Aksi melarikan diri kami begitu lancar, seolah sudah direncanakan oleh Emily sendiri. Apa mungkin ia memang sudah berencana untuk membebaskan kami dari dulu? Entahlah. Tapi ... aku akan berusaha mempercayainya untuk saat ini.
Setelah berjalan cukup lama, kami sampai pada sebuah hutan yang cukup lebat. Aku menelan ludah, lagi-lagi harus melewati hutan. Entah kenapa aku sedikit takut. Ah! Tidak! Sejak kapan kau jadi penakut begini, Miyuki?!
Entah kenapa pikiranku kembali menilik ke saat dimana Mykael selalu datang ke penjara tempat aku dikurung. Kupikir ia tak terlalu jahat. Ia tak pernah menyiksaku. Bahkan kupikir ia lucu. Saat dimana ia terlihat kesal saat aku berusaha membalikkan perkataannya, ketika ia sebal saat ia selalu kalah debat, dan jengkel ketika aku selalu menghinanya. Aku jadi ingin berteman dengannya.
Tapi mengingat Omega yang pernah ia siksa, aku jadi sedikit kesal kembali. Walau rasa benciku menurun drastis hingga berhenti pada fase 'hanya kesal'. Aku tak mengerti, tak biasanya aku mudah luluh begini, selain pada Alvaro tentunya.
"... Yuki? Serena Miyuki?" Aku terkesiap saat Emily memanggil namaku dengan cukup keras.

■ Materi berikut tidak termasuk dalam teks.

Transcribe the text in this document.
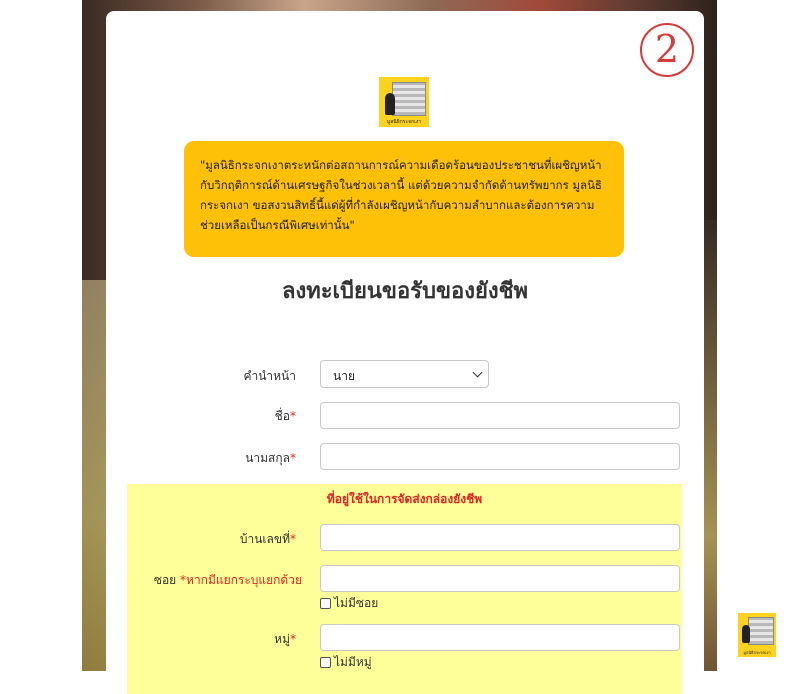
2
มูลนิธิกระจกเงา
"มูลนิธิกระจกเงาตระหนักต่อสถานการณ์ความเดือดร้อนของประชาชนที่เผชิญหน้ากับวิกฤติการณ์ด้านเศรษฐกิจในช่วงเวลานี้ แต่ด้วยความจำกัดด้านทรัพยากร มูลนิธิกระจกเงา ขอสงวนสิทธิ์นี้แด่ผู้ที่กำลังเผชิญหน้ากับความลำบากและต้องการความช่วยเหลือเป็นกรณีพิเศษเท่านั้น"
ลงทะเบียนขอรับของยังชีพ
คำนำหน้า	นาย
ชื่อ*
นามสกุล*
ที่อยู่ใช้ในการจัดส่งกล่องยังชีพ
บ้านเลขที่*
ซอย *หากมีแยกระบุแยกด้วย
ไม่มีซอย
หมู่*
ไม่มีหมู่
มูลนิธิกระจกเงา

"Ah! Ya?" tanyaku kikuk. Bagus, Miyuki. Kau jadi terlihat seperti orang bodoh
"Melamunkan apa?" Emily bertanya walau di sorot matanya ia tak terlalu terlihat penasaran. Kalau tidak penasaran kenapa bertanya!
"Bukan hal yang penting," jawabku cepat. Jika saja ia tahu aku sedang melamunkan mate- nya, aku tak yakin ia akan membiarkanku hidup sekarang ini.
"Omong-omong, apa benar jalannya ke arah sini?"
"Tentu. Aku sering keluar masuk dari tempat ini sendirian. Tenang saja, tak ada apa-apa di hutan ini."
"O-oke."
Tapi kenapa rasanya kami hanya semakin dalam memasuki hutan. Bukannya keluar, tapi kami malah seperti masuk ke sarang harimau.
Di antara aku dan Emily tercipta atmosfer sunyi. Sangat canggung. Ayolah, aku tak suka suasana begini. Ditambah lagi, sekarang kami ada di hutan yang suram.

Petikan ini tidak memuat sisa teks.